More workers would welcome benefits of technology

William Flanagan, Technology & Commercial Director, OpenSky

William Flanagan, Technology & Commercial Director, OpenSky

 

The majority of Irish office workers want to see more automation in their workplace, with almost half saying they would change jobs for a company embracing it more, a new survey claims.

The research, which was carried out by Censuswide for digital transformation specialist OpenSky and involved 1,000 people across Ireland, found 62 per cent would like to see their organisation embrace more automation, such as robotic process automation (RPA) which reduces time-consuming, repetitive tasks. That was more pronounced in Carlow, Dublin and Cork.

Just over a quarter believed automation would results in a four day work week, and 35 per cent said they thought automation would allow them to do their work more effectively.

Among the top benefits of the technologies were the ability to minimise boring tasks, to help during situations such as the current coronavirus pandemic, and to enable information to be processed faster.

Some 32 per cent said automation would reduce the pressure placed on the human workforce, while 71 per cent felt it would have strategic benefits to the organisation, such as reducing costs or streamlining processes.

However, almost 20 per cent voiced concerns about AI and robotics listening to and watching them in the workplace.

Competitive

“Even though workplace operations were transforming before the pandemic, the current situation has highlighted, more than ever, how vital technology is in terms of supporting businesses to remain competitive and secure long-term continuity during a crisis,” William Flanagan, technology and commercial director, OpenSky, said.

“Irish businesses really need to consider investing in technologies that increase productivity levels, reduce costs and enhance customer service levels, enabling them to achieve competitive advantage.
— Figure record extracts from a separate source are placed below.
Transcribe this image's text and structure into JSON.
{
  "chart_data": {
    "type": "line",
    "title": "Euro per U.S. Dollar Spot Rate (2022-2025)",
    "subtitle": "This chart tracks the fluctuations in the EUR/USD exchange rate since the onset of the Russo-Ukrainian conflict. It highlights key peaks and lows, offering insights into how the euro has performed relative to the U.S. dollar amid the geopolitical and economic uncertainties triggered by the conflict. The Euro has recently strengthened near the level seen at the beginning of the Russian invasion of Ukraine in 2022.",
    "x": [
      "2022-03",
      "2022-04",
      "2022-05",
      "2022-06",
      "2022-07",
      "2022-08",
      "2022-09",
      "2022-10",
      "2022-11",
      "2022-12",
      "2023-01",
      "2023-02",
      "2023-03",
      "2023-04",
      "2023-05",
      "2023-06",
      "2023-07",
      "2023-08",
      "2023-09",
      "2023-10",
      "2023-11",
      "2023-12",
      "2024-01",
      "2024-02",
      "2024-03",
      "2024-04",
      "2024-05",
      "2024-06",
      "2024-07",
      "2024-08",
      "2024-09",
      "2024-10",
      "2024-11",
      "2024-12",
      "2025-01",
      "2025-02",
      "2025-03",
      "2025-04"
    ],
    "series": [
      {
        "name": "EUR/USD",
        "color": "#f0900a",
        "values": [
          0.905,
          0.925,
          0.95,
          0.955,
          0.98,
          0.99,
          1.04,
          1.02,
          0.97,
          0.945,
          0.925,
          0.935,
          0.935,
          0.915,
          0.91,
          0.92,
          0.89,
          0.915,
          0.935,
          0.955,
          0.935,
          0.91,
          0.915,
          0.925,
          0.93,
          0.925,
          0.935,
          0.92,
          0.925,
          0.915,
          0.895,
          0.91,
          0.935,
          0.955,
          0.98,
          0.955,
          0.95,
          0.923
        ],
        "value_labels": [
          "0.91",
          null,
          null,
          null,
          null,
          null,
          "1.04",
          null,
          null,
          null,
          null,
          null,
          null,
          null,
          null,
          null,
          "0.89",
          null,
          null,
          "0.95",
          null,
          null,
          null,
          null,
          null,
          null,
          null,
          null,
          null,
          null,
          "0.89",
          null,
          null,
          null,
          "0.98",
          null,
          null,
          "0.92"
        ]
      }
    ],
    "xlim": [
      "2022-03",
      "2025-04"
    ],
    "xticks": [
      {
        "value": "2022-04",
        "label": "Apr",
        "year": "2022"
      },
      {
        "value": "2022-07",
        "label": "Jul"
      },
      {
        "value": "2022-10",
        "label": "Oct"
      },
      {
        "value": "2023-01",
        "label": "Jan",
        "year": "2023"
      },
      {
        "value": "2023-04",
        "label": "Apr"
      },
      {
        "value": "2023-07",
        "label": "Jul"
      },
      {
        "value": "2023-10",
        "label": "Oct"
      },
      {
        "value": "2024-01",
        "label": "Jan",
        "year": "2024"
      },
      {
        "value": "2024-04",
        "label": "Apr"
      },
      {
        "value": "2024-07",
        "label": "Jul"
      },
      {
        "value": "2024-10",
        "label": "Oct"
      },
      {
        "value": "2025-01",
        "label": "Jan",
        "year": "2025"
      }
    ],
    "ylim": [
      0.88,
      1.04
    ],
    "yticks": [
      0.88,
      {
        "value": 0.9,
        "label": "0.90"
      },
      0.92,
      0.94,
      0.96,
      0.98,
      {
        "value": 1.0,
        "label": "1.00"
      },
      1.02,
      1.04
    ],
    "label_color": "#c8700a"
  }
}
The businesses that invest in the tools to uphold competitiveness are the ones that will survive in the long-term - the ones that don’t are more likely to see catastrophic implications, as so many have unfortunately seen recently.”

Mr Flanagan said automation was designed to benefit people rather than replace them. “While the role of emerging technologies, including AI and robotics, will continue to increase in the world of work over the next few years, the most effective strategy is technology and people working together to be innovative and drive growth,” he said.